Toivo fought. There was no negotiation, no hesitation — just a Nord man putting himself between his family and the people who wanted them dead, with everything he had, until he had nothing left. While drawing his last breath, he still swung his axe at the attackers. As his heart stopped, he still grabbed one of them by the throat and took him along into death. Toivo bought his wife and child time to run and it cost him his life. A sacrifice he would've chosen over and over and over again…
Terrified and heartbroken, Nagá fled, dashing through the aspen and birch forest of the Rift. Wounded, bleeding, newborn pressed against her chest, she didn't stop once, pushing herself over her physical limits. Like any loving mother, she kept moving long after her body had given her every reason to stop, driven by the single, wordless certainty that the child had to live even if she did not.
Unfortunately, Nagá did not make it far. The wounds she carried were too deep and the road too long — she bled out slowly, until her body simply had nothing left to give. She was found hours later by a farmer's wife travelling the road near Riften. Nagá was long gone by then, her body cold and still. And yet, tucked against her chest — held there by arms that had apparently refused to let go even as everything else gave out — was the baby. Alive. Impossibly so. And stubbornly crying, though cold to the touch and screaming with the kind of desperate, furious hunger that only the very young can manage. The farmer's wife stood there for a long moment, unable to quite believe what she was seeing. It was nothing short of a miracle.

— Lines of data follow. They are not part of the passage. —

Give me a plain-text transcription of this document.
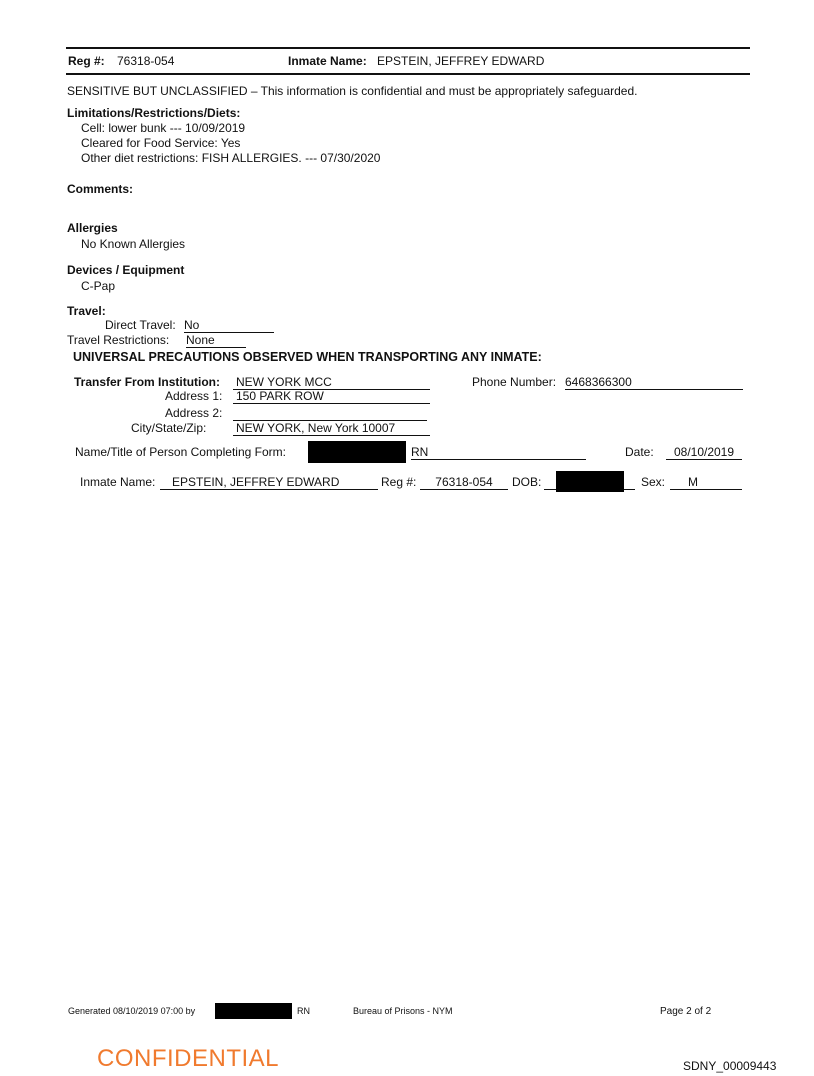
Reg #: 76318-054	Inmate Name: EPSTEIN, JEFFREY EDWARD
SENSITIVE BUT UNCLASSIFIED – This information is confidential and must be appropriately safeguarded.
Limitations/Restrictions/Diets:
Cell: lower bunk --- 10/09/2019
Cleared for Food Service: Yes
Other diet restrictions: FISH ALLERGIES. --- 07/30/2020
Comments:
Allergies
No Known Allergies
Devices / Equipment
C-Pap
Travel:
Direct Travel: No
Travel Restrictions: None
UNIVERSAL PRECAUTIONS OBSERVED WHEN TRANSPORTING ANY INMATE:
Transfer From Institution: NEW YORK MCC	Phone Number: 6468366300
Address 1: 150 PARK ROW
Address 2:
City/State/Zip: NEW YORK, New York 10007
Name/Title of Person Completing Form:	RN	Date:	08/10/2019
Inmate Name:	EPSTEIN, JEFFREY EDWARD	Reg #:	76318-054	DOB:	Sex:	M
Generated 08/10/2019 07:00 by	RN	Bureau of Prisons - NYM	Page 2 of 2
CONFIDENTIAL	SDNY_00009443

She had no idea what had happened. A dead woman on the road, no signs of a struggle nearby, no one else in sight — she assumed bandits were responsible. She wrapped the baby in her own cloak, held her close for warmth, and stood there with a heavy heart and no good options. Temporarily, she took the child home. But winter was coming, resources were already stretched thin, and there was simply no room for another mouth to feed — not if her own family was to survive the cold months ahead. It broke her heart, but there was only one place she knew to bring a child who had no one left in the world — The Riften Orphanage.